On the same note, check your credit report. If there are any mistakes on it, get them resolved as soon as possible. The better your credit score, the faster you can get that loan—and the better the terms will be.

2. Consider Ongoing Costs

Repairs, maintenance, and insurance rates are just some things that can’t be avoided. Don’t underestimate the cost of these things. When it comes to repairs or renovations, it’s probably best to double whatever you think it would cost—in time and money—and factor that into your budget.

You can avoid a lot of problems by overestimating instead of underestimating. In fact, it’s probably best to avoid purchasing a fixer-upper unless you have a really good contractor who can do the work for cheap.

3. Location! Location! Location!

Avoid investing in the best property on the worst street. Instead, go for the not-so-great house on the best street.

Why?

The not-so-great house can be fixed and improved upon, making it more valuable. The best house in a bad neighborhood will always be in a bad neighborhood (well, it might not be bad forever, but at least in the immediate future—which is all you should be concerned about right now).

Remember, you want your property to increase in value in case you want to sell it later. And there’s nothing that will boost value quicker than being in a prime location!

4. Get Out Your Calculator

If you intend to rent out your property, take the “1% rule” into consideration. This rule means that the income produced from the property each month must be 1% of its purchase price.
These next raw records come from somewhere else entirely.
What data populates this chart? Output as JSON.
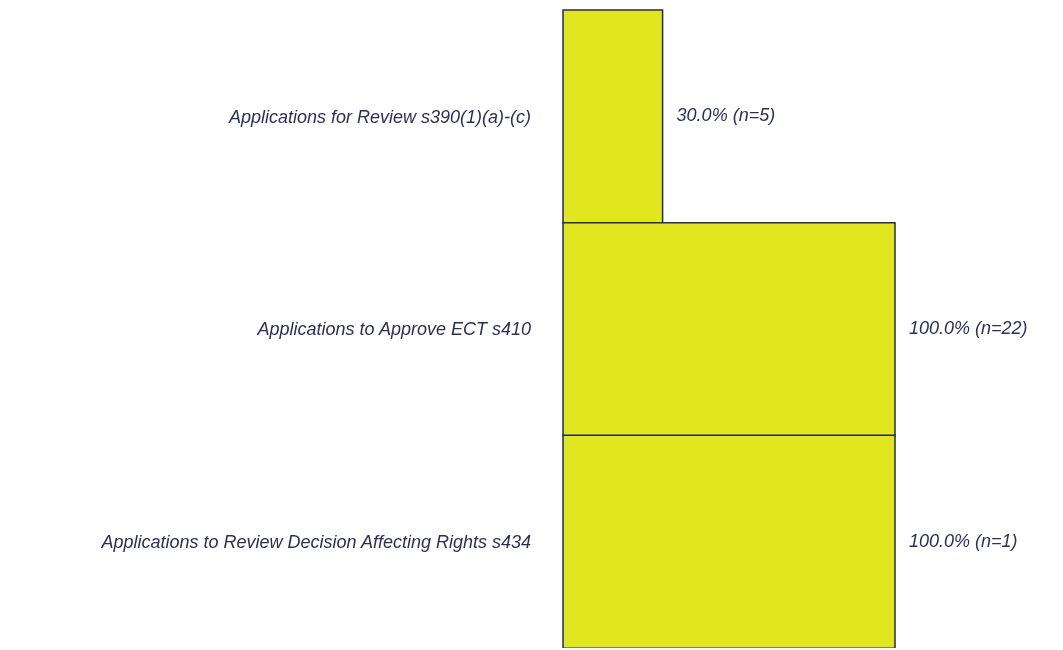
{
  "chart_data": {
    "type": "bar",
    "orientation": "horizontal",
    "categories": [
      "Applications for Review s390(1)(a)-(c)",
      "Applications to Approve ECT s410",
      "Applications to Review Decision Affecting Rights s434"
    ],
    "values": [
      30,
      100,
      100
    ],
    "value_labels": [
      "30.0% (n=5)",
      "100.0% (n=22)",
      "100.0% (n=1)"
    ],
    "color": "#e1e61f"
  }
}
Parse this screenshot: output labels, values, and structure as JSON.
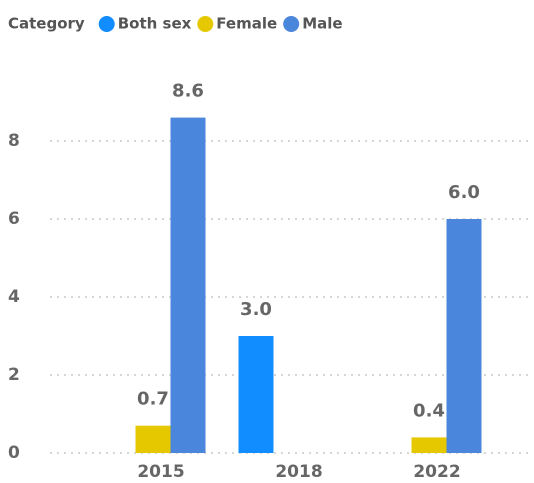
{
  "chart_data": {
    "type": "bar",
    "legend_title": "Category",
    "categories": [
      "2015",
      "2018",
      "2022"
    ],
    "series": [
      {
        "name": "Both sex",
        "color": "#118dff",
        "values": [
          null,
          3.0,
          null
        ],
        "value_labels": [
          null,
          "3.0",
          null
        ]
      },
      {
        "name": "Female",
        "color": "#e6c800",
        "values": [
          0.7,
          null,
          0.4
        ],
        "value_labels": [
          "0.7",
          null,
          "0.4"
        ]
      },
      {
        "name": "Male",
        "color": "#4a86db",
        "values": [
          8.6,
          null,
          6.0
        ],
        "value_labels": [
          "8.6",
          null,
          "6.0"
        ]
      }
    ],
    "ylim": [
      0,
      9
    ],
    "yticks": [
      0,
      2,
      4,
      6,
      8
    ],
    "grid": true,
    "legend": "top-left"
  }
}
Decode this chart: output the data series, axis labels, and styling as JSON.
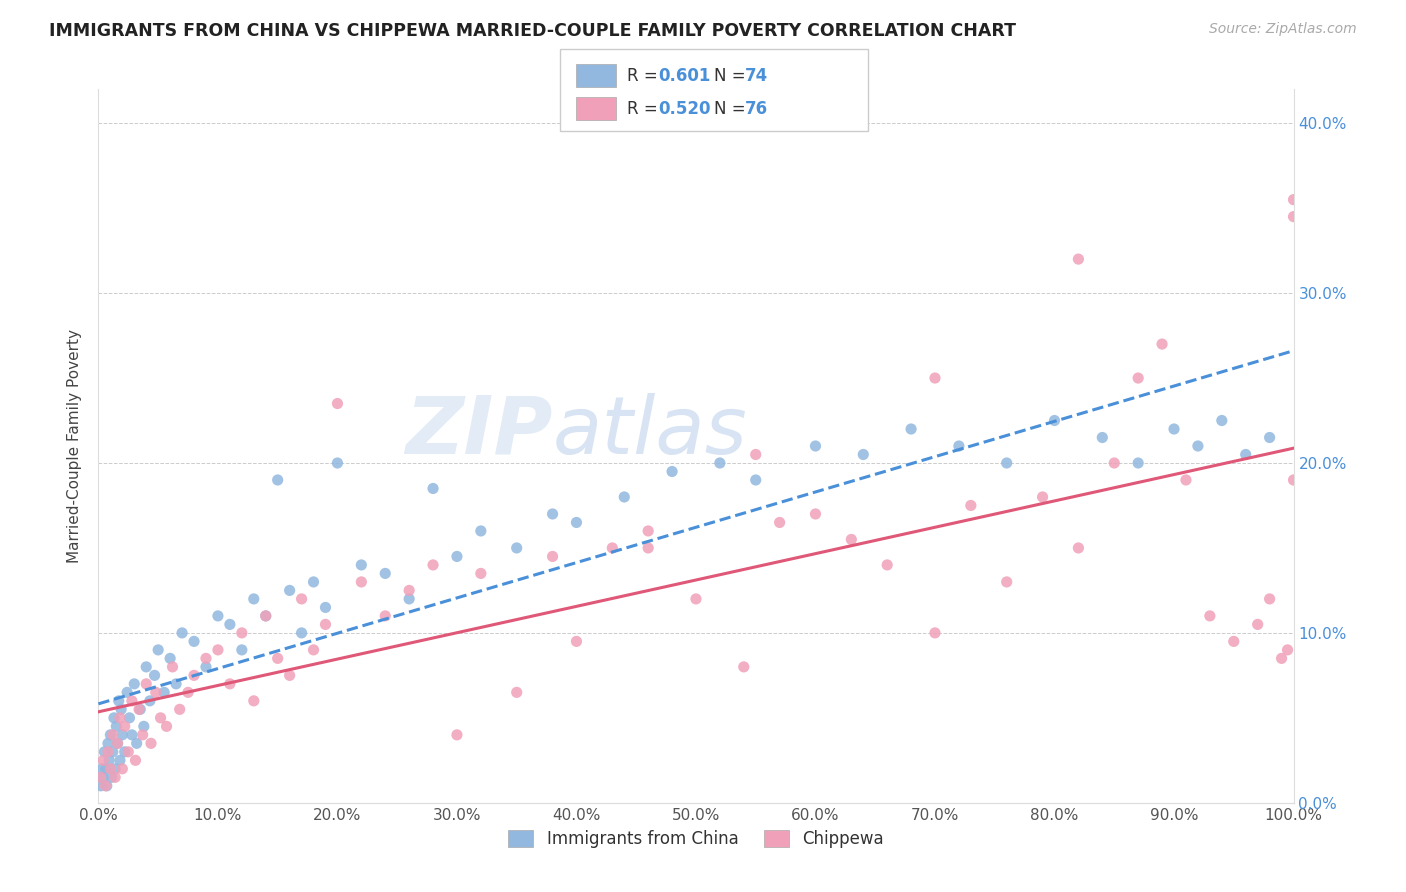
{
  "title": "IMMIGRANTS FROM CHINA VS CHIPPEWA MARRIED-COUPLE FAMILY POVERTY CORRELATION CHART",
  "source": "Source: ZipAtlas.com",
  "ylabel": "Married-Couple Family Poverty",
  "legend_label1": "Immigrants from China",
  "legend_label2": "Chippewa",
  "color_blue": "#92b8e0",
  "color_pink": "#f0a0b8",
  "line_blue": "#4a90d9",
  "line_pink": "#e05878",
  "watermark_zip": "ZIP",
  "watermark_atlas": "atlas",
  "xlim": [
    0,
    100
  ],
  "ylim": [
    0,
    42
  ],
  "xticks": [
    0,
    10,
    20,
    30,
    40,
    50,
    60,
    70,
    80,
    90,
    100
  ],
  "yticks": [
    0,
    10,
    20,
    30,
    40
  ],
  "blue_x": [
    0.2,
    0.3,
    0.4,
    0.5,
    0.6,
    0.7,
    0.8,
    0.9,
    1.0,
    1.1,
    1.2,
    1.3,
    1.4,
    1.5,
    1.6,
    1.7,
    1.8,
    1.9,
    2.0,
    2.2,
    2.4,
    2.6,
    2.8,
    3.0,
    3.2,
    3.5,
    3.8,
    4.0,
    4.3,
    4.7,
    5.0,
    5.5,
    6.0,
    6.5,
    7.0,
    8.0,
    9.0,
    10.0,
    11.0,
    12.0,
    13.0,
    14.0,
    15.0,
    16.0,
    17.0,
    18.0,
    19.0,
    20.0,
    22.0,
    24.0,
    26.0,
    28.0,
    30.0,
    32.0,
    35.0,
    38.0,
    40.0,
    44.0,
    48.0,
    52.0,
    55.0,
    60.0,
    64.0,
    68.0,
    72.0,
    76.0,
    80.0,
    84.0,
    87.0,
    90.0,
    92.0,
    94.0,
    96.0,
    98.0
  ],
  "blue_y": [
    1.0,
    2.0,
    1.5,
    3.0,
    2.0,
    1.0,
    3.5,
    2.5,
    4.0,
    1.5,
    3.0,
    5.0,
    2.0,
    4.5,
    3.5,
    6.0,
    2.5,
    5.5,
    4.0,
    3.0,
    6.5,
    5.0,
    4.0,
    7.0,
    3.5,
    5.5,
    4.5,
    8.0,
    6.0,
    7.5,
    9.0,
    6.5,
    8.5,
    7.0,
    10.0,
    9.5,
    8.0,
    11.0,
    10.5,
    9.0,
    12.0,
    11.0,
    19.0,
    12.5,
    10.0,
    13.0,
    11.5,
    20.0,
    14.0,
    13.5,
    12.0,
    18.5,
    14.5,
    16.0,
    15.0,
    17.0,
    16.5,
    18.0,
    19.5,
    20.0,
    19.0,
    21.0,
    20.5,
    22.0,
    21.0,
    20.0,
    22.5,
    21.5,
    20.0,
    22.0,
    21.0,
    22.5,
    20.5,
    21.5
  ],
  "pink_x": [
    0.2,
    0.4,
    0.6,
    0.8,
    1.0,
    1.2,
    1.4,
    1.6,
    1.8,
    2.0,
    2.2,
    2.5,
    2.8,
    3.1,
    3.4,
    3.7,
    4.0,
    4.4,
    4.8,
    5.2,
    5.7,
    6.2,
    6.8,
    7.5,
    8.0,
    9.0,
    10.0,
    11.0,
    12.0,
    13.0,
    14.0,
    15.0,
    16.0,
    17.0,
    18.0,
    19.0,
    20.0,
    22.0,
    24.0,
    26.0,
    28.0,
    30.0,
    32.0,
    35.0,
    38.0,
    40.0,
    43.0,
    46.0,
    50.0,
    54.0,
    57.0,
    60.0,
    63.0,
    66.0,
    70.0,
    73.0,
    76.0,
    79.0,
    82.0,
    85.0,
    87.0,
    89.0,
    91.0,
    93.0,
    95.0,
    97.0,
    98.0,
    99.0,
    99.5,
    100.0,
    100.0,
    100.0,
    82.0,
    70.0,
    55.0,
    46.0
  ],
  "pink_y": [
    1.5,
    2.5,
    1.0,
    3.0,
    2.0,
    4.0,
    1.5,
    3.5,
    5.0,
    2.0,
    4.5,
    3.0,
    6.0,
    2.5,
    5.5,
    4.0,
    7.0,
    3.5,
    6.5,
    5.0,
    4.5,
    8.0,
    5.5,
    6.5,
    7.5,
    8.5,
    9.0,
    7.0,
    10.0,
    6.0,
    11.0,
    8.5,
    7.5,
    12.0,
    9.0,
    10.5,
    23.5,
    13.0,
    11.0,
    12.5,
    14.0,
    4.0,
    13.5,
    6.5,
    14.5,
    9.5,
    15.0,
    16.0,
    12.0,
    8.0,
    16.5,
    17.0,
    15.5,
    14.0,
    10.0,
    17.5,
    13.0,
    18.0,
    15.0,
    20.0,
    25.0,
    27.0,
    19.0,
    11.0,
    9.5,
    10.5,
    12.0,
    8.5,
    9.0,
    19.0,
    34.5,
    35.5,
    32.0,
    25.0,
    20.5,
    15.0
  ]
}
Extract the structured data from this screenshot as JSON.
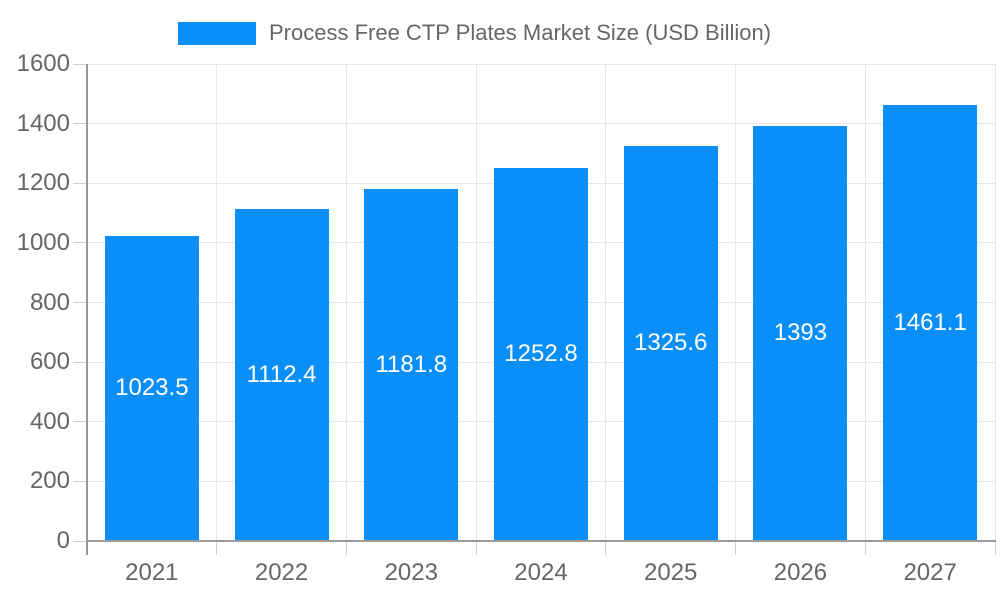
{
  "legend": {
    "label": "Process Free CTP Plates Market Size (USD Billion)",
    "position": "top"
  },
  "chart_data": {
    "type": "bar",
    "title": "Process Free CTP Plates Market Size (USD Billion)",
    "series_name": "Process Free CTP Plates Market Size (USD Billion)",
    "categories": [
      "2021",
      "2022",
      "2023",
      "2024",
      "2025",
      "2026",
      "2027"
    ],
    "values": [
      1023.5,
      1112.4,
      1181.8,
      1252.8,
      1325.6,
      1393,
      1461.1
    ],
    "xlabel": "",
    "ylabel": "",
    "ylim": [
      0,
      1600
    ],
    "ytick_step": 200,
    "yticks": [
      0,
      200,
      400,
      600,
      800,
      1000,
      1200,
      1400,
      1600
    ],
    "grid": true,
    "legend_position": "top",
    "bar_color": "#0a8ff9",
    "value_label_color": "#ffffff"
  },
  "colors": {
    "background": "#ffffff",
    "bar": "#0a8ff9",
    "grid": "#e6e6e6",
    "tick": "#d0d0d0",
    "axis": "#999999",
    "text": "#666666",
    "value_label": "#ffffff"
  }
}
This helps you to decide whether the price you’ll pay is worth it or not.

For example, if the property you intend to purchase is $200,000, then income earned each month from rentals should be $2,000. If the comps in the neighborhood don’t support a rental rate that high, then it’s likely not a good investment.

5. Start Small

As newbies, we can sometimes be a little overeager to get the property of our dreams. But as with all investments, it’s often best to play it safe before challenging yourself.

When it comes to property investment, purchase a good, solid home before choosing a riskier property. You can always sell it off and work your way up to that mansion once you know more about the real estate market.

6. Use Your Head, Not Your Heart

I know, I know, so many temptations! Stunning views, indoor theater, heated pool, and other great features can often tempt you to give in to your heart’s desires and purchase that dream property. But remember, you won’t be living there!

As an investment property, the main thing you should focus on are features that will sell and be easy to maintain. Be smart and consider the costs involved in maintaining or renovating such tricked out properties. Weigh the pros and cons before making a final decision.

7. Inspection!

Before signing the contract, make sure you have the property inspected by a professional. It will be important to budget for the inspection, and to plan ahead. Most inspectors are booked out by at least a few weeks, so allow enough time to receive and review the inspection report before making any decisions. Otherwise, you risk unanticipated and expensive repairs for issues that you didn’t even know existed.

Property Investment: Be Realistic

The real estate market is complex and ever changing. Keep your expectations reasonable, enlist professional help, and take your time to really study the market.

Chances are you’re not going to make huge sums of money on your first investment, so be cautious when choosing the property—you have plenty of time to increase your real estate holdings as you gain more experience and capital!